Generalisable how? The model completely hallucinates invalid input, it's not eve...

Art9681 · 2024-10-13T23:17:45.000000Z

None of those questions are relevant are they? I get the impression you've already decided this isnt good enough, which is basically agreeing with everyone else. No one is talking about what it's capable of today. Read the thread again. We're imagining the great probability a few permutations later this thing will basically be The Matrix.

ben_w · 2024-10-13T18:53:37.000000Z

It did not require CSGO, that was simply one of their examples. The very first video in the link shows a bunch of classic Arati games, and even the video which is showing CSGO is captioned "DIAMOND's diffusion world model can also be trained to simulate 3D environments, such as CounterStrike: Global Offensive (CSGO)" — I draw your attention to "such as" being used rather than "only".

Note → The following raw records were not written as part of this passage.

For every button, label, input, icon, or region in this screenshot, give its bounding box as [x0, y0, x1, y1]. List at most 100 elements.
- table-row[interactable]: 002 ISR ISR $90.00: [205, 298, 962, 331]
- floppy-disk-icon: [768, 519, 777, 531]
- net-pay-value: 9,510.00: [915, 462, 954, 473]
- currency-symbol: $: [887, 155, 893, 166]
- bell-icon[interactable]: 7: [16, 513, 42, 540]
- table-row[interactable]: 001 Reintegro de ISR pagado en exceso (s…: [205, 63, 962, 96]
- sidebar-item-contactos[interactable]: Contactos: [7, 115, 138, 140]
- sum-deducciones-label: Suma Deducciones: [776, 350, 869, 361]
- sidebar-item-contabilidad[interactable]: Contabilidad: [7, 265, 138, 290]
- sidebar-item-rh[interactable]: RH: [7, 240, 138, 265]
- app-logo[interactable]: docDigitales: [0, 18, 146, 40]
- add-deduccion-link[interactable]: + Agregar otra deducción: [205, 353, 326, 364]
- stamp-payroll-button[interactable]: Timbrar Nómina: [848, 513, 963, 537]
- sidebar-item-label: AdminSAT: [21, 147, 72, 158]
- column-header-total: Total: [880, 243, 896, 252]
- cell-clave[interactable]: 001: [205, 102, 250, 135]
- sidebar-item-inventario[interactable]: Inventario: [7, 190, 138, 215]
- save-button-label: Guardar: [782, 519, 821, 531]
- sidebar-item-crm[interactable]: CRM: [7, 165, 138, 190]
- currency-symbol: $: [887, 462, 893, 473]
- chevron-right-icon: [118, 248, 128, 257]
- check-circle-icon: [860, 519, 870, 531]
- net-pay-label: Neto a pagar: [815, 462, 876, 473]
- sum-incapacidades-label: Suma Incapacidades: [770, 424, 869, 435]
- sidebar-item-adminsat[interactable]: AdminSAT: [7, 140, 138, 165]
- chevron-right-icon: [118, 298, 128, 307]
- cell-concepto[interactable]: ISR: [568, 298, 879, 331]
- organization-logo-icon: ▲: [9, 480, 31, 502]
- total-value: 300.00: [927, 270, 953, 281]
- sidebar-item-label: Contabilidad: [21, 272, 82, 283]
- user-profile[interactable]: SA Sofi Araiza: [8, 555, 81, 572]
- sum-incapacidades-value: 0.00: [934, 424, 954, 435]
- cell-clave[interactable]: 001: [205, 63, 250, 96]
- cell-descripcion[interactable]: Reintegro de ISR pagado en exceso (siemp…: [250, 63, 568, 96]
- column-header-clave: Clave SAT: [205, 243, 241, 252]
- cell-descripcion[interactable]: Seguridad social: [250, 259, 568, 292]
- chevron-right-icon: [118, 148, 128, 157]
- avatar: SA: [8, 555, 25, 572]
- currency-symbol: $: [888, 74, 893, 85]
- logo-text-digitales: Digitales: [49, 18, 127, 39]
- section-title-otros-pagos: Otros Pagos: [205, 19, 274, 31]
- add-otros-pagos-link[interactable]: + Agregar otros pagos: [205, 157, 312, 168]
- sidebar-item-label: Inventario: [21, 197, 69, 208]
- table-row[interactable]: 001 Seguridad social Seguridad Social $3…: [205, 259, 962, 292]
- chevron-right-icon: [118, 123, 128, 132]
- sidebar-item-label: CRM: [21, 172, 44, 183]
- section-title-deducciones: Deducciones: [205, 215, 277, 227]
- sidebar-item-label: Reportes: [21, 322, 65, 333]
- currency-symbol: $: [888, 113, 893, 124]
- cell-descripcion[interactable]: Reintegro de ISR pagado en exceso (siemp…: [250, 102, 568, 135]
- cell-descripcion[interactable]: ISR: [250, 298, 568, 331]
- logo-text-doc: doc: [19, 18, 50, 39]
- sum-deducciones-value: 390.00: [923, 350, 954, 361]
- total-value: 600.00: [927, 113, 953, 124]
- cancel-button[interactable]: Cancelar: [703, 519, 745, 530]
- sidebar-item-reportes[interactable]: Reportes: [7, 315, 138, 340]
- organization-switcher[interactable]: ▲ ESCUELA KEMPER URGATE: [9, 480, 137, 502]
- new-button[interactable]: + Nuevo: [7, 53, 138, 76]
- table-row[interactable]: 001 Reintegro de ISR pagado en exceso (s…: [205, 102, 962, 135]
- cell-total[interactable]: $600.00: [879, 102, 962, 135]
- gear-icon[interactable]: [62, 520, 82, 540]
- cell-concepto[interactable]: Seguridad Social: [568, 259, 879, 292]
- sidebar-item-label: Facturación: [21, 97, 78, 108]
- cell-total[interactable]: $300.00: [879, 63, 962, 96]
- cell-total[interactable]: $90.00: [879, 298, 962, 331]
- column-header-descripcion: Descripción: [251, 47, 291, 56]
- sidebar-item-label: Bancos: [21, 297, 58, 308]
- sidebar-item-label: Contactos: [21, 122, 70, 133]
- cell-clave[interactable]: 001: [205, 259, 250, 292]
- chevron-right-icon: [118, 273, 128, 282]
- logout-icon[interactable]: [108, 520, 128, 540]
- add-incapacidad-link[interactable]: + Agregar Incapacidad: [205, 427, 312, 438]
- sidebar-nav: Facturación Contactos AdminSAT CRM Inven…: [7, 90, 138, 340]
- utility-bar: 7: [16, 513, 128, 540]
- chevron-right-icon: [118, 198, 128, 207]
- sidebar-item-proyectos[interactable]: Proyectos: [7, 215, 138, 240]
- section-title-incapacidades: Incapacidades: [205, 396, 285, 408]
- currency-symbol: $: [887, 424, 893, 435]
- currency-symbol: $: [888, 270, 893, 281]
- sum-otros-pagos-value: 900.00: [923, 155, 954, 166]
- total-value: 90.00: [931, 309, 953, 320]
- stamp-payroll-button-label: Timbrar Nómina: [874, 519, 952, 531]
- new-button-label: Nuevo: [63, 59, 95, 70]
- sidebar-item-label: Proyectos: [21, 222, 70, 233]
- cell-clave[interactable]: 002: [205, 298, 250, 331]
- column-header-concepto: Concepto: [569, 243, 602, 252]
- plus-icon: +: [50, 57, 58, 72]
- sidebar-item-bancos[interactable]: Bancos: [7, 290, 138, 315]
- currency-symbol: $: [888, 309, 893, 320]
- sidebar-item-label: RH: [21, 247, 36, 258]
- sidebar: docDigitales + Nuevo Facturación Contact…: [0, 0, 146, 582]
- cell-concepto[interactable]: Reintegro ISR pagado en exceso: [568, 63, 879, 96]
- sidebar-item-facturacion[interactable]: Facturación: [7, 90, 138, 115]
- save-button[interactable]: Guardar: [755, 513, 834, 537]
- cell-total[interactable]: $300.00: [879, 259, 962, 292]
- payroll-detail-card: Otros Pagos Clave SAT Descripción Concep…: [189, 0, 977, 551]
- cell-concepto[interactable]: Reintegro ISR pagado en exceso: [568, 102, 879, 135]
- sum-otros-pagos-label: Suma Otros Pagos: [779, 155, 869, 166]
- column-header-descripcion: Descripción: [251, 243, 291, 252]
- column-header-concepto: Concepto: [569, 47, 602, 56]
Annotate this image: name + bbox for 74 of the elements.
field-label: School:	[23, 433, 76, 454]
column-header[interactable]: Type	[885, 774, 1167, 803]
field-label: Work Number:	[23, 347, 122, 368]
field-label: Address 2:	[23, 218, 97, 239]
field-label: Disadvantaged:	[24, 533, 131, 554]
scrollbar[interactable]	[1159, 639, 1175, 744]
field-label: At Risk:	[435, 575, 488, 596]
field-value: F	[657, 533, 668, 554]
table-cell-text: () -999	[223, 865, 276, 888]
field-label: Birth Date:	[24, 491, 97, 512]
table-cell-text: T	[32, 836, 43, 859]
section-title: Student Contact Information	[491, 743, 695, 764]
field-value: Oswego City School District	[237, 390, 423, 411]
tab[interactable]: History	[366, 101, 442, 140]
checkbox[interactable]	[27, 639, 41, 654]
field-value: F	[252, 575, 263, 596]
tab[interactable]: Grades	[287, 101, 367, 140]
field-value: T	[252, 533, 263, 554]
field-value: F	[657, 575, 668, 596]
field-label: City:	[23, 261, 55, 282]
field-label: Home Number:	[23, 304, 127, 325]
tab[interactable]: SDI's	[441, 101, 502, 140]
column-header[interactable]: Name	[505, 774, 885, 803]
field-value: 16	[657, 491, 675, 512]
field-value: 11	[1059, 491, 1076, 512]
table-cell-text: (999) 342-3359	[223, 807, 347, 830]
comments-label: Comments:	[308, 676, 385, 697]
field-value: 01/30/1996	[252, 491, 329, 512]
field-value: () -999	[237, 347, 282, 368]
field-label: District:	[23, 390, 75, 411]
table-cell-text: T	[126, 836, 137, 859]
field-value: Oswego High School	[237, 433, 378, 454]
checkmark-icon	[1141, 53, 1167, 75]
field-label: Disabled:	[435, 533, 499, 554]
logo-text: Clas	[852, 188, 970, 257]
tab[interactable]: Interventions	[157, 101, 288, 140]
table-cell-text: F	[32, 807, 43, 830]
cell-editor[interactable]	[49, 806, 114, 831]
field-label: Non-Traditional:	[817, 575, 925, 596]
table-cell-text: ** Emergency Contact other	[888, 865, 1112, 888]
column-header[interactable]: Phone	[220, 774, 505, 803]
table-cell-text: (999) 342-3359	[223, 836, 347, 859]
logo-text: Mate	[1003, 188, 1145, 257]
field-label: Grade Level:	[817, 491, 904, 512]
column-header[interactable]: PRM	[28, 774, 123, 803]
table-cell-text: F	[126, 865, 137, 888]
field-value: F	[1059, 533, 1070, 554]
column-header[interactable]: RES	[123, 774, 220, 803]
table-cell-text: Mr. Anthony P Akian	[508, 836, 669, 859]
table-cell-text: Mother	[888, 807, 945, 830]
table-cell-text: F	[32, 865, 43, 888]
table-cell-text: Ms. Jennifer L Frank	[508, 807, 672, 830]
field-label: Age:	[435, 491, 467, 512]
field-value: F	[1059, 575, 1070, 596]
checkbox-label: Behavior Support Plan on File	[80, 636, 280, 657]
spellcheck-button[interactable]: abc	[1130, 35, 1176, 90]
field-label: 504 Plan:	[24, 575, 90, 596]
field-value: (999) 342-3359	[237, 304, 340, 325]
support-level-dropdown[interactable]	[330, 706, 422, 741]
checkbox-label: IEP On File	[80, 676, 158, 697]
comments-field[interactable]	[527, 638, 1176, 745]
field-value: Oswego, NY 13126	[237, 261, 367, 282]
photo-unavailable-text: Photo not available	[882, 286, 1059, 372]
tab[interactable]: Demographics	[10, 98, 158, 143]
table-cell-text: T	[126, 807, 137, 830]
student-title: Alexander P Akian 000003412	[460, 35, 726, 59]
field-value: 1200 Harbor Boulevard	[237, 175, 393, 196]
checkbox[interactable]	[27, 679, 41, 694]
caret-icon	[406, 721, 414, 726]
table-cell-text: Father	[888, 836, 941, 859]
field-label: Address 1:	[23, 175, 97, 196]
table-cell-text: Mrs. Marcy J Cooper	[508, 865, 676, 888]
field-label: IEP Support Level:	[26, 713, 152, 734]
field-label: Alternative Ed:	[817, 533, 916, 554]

And I thought I was fairly explicit about video data, but just in case that's ambiguous: the stuff you record with your phone camera set to video mode, synchronised with the accelerometer data instead of player keyboard inputs.

As for output, with the model as it currently stands, I'd expect a 24h training video at 60fps to be "photorealisic and with similar weird hallucinations". Which is still interesting, even without combining this with a control net like Stable Diffusion can do.

empath75 · 2024-10-13T21:11:50.000000Z

You do the same thing at a larger scale, and instead of video game footage you use a few million hours of remote controlled drone input in the real world.